The lobby was an anonymous corporate space with murals of microcircuitry on the walls. No more guards. Chase turned again, running for the double doors. Yuen’s Mercedes was still parked outside, the driver now standing outside the car, waiting anxiously for his boss.

Chase didn’t waste the second it would have taken to open the doors. Instead he simply fired a shot both to shatter the glass and to warn the driver to get the hell out of his way, and vaulted through the empty frame to land by the car’s open door. The driver had taken the hint, already making good time towards Bern.

He jumped into the Mercedes, finding the engine running; the driver had been prepared to get his employer to safety as quickly as possible. But Chase didn’t intend to head for safety as he floored the accelerator, the car fishtailing away from the microchip factory in a trail of smoking rubber.

He had to stop Sophia from getting away with the nuke. No matter what.

19

Chase knew where Sophia was heading. To get the bomb to her plane, she would have to take the cable car up to the top of the dam.

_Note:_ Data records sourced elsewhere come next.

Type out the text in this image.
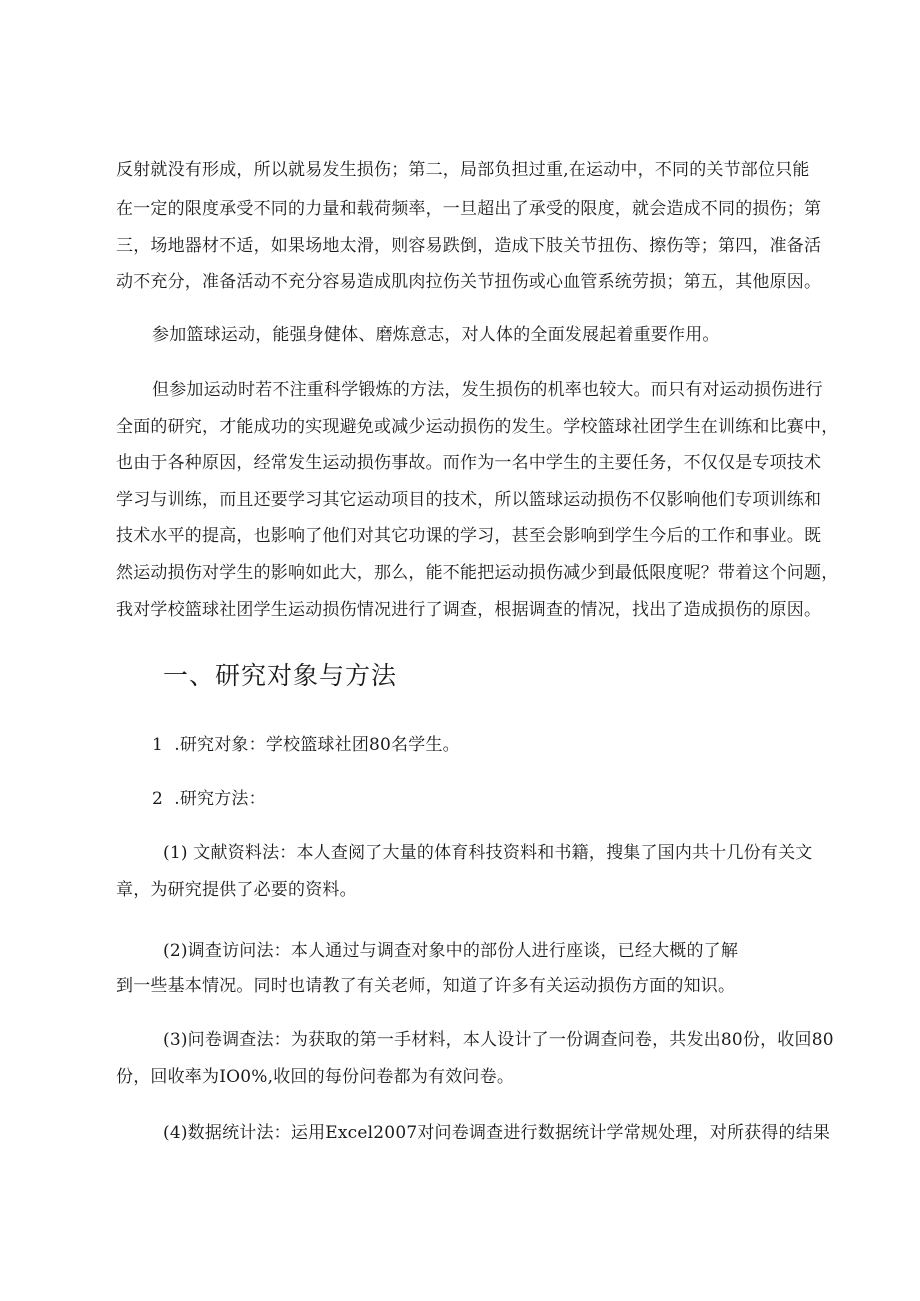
反射就没有形成，所以就易发生损伤；第二，局部负担过重,在运动中，不同的关节部位只能
在一定的限度承受不同的力量和载荷频率，一旦超出了承受的限度，就会造成不同的损伤；第
三，场地器材不适，如果场地太滑，则容易跌倒，造成下肢关节扭伤、擦伤等；第四，准备活
动不充分，准备活动不充分容易造成肌肉拉伤关节扭伤或心血管系统劳损；第五，其他原因。
参加篮球运动，能强身健体、磨炼意志，对人体的全面发展起着重要作用。
但参加运动时若不注重科学锻炼的方法，发生损伤的机率也较大。而只有对运动损伤进行
全面的研究，才能成功的实现避免或减少运动损伤的发生。学校篮球社团学生在训练和比赛中，
也由于各种原因，经常发生运动损伤事故。而作为一名中学生的主要任务，不仅仅是专项技术
学习与训练，而且还要学习其它运动项目的技术，所以篮球运动损伤不仅影响他们专项训练和
技术水平的提高，也影响了他们对其它功课的学习，甚至会影响到学生今后的工作和事业。既
然运动损伤对学生的影响如此大，那么，能不能把运动损伤减少到最低限度呢？带着这个问题，
我对学校篮球社团学生运动损伤情况进行了调查，根据调查的情况，找出了造成损伤的原因。
一、研究对象与方法
1  .研究对象：学校篮球社团80名学生。
2  .研究方法：
(1) 文献资料法：本人查阅了大量的体育科技资料和书籍，搜集了国内共十几份有关文
章，为研究提供了必要的资料。
(2)调查访问法：本人通过与调查对象中的部份人进行座谈，已经大概的了解
到一些基本情况。同时也请教了有关老师，知道了许多有关运动损伤方面的知识。
(3)问卷调查法：为获取的第一手材料，本人设计了一份调查问卷，共发出80份，收回80
份，回收率为IO0%,收回的每份问卷都为有效问卷。
(4)数据统计法：运用Excel2007对问卷调查进行数据统计学常规处理，对所获得的结果
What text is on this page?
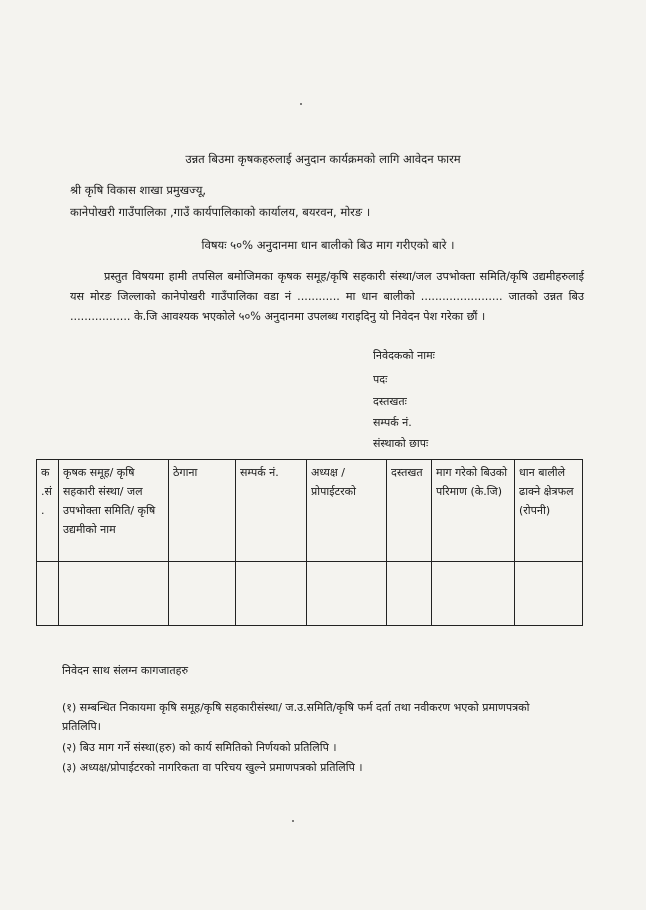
उन्नत बिउमा कृषकहरुलाई अनुदान कार्यक्रमको लागि आवेदन फारम
श्री कृषि विकास शाखा प्रमुखज्यू,
कानेपोखरी गाउँपालिका ,गाउँ कार्यपालिकाको कार्यालय, बयरवन, मोरङ ।
विषयः ५०% अनुदानमा धान बालीको बिउ माग गरीएको बारे ।
प्रस्तुत विषयमा हामी तपसिल बमोजिमका कृषक समूह/कृषि सहकारी संस्था/जल उपभोक्ता समिति/कृषि उद्यमीहरुलाई यस मोरङ जिल्लाको कानेपोखरी गाउँपालिका वडा नं ............ मा धान बालीको ....................... जातको उन्नत बिउ ................. के.जि आवश्यक भएकोले ५०% अनुदानमा उपलब्ध गराइदिनु यो निवेदन पेश गरेका छौं ।
निवेदकको नामः
पदः
दस्तखतः
सम्पर्क नं.
संस्थाको छापः
क .सं .	कृषक समूह/ कृषि सहकारी संस्था/ जल उपभोक्ता समिति/ कृषि उद्यमीको नाम	ठेगाना	सम्पर्क नं.	अध्यक्ष /प्रोपाईटरको	दस्तखत	माग गरेको बिउको परिमाण (के.जि)	धान बालीले ढाक्ने क्षेत्रफल (रोपनी)

निवेदन साथ संलग्न कागजातहरु
(१) सम्बन्धित निकायमा कृषि समूह/कृषि सहकारीसंस्था/ ज.उ.समिति/कृषि फर्म दर्ता तथा नवीकरण भएको प्रमाणपत्रको प्रतिलिपि।
(२) बिउ माग गर्ने संस्था(हरु) को कार्य समितिको निर्णयको प्रतिलिपि ।
(३) अध्यक्ष/प्रोपाईटरको नागरिकता वा परिचय खुल्ने प्रमाणपत्रको प्रतिलिपि ।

The lower cable car station was at the facility’s northwestern corner. He made a screeching turn onto the road running parallel to the river and powered towards it. The station was a tower with a high sloping roof, easily distinguishable from the industrial units.

A white van was parked in front of it. Its rear doors gaped open, the interior empty. The nuke had already been transferred.

Chase’s gaze flicked to the cable stretching away to the upper station. There were no cars moving along it.

Sophia hadn’t set off yet. There was still a chance to stop her.

Headlights flashed behind him, an SUV skidding around a corner in pursuit. A few hundred yards back, but it wouldn’t take long to catch up once Chase stopped the Mercedes.

And now movement ahead-the second bodyguard, Eduardo, appeared in the station’s entrance.

Chase ducked as a shot smacked into the windshield, spiderweb cracks instantly obscuring his view. The bullet zipped past him and hit the backseat with a whump of tearing leather.

A second bullet blasted the rearview mirror from its stalk with a tinkle of broken glass. Seven years’ bad luck, thought Chase, but one of them would run out of luck in considerably less time, well under seven seconds-

He swerved the Mercedes, charging at the ramp up to the entrance.

Eduardo fired two more shots, one gouging a hole in the hood, the other shattering the windshield.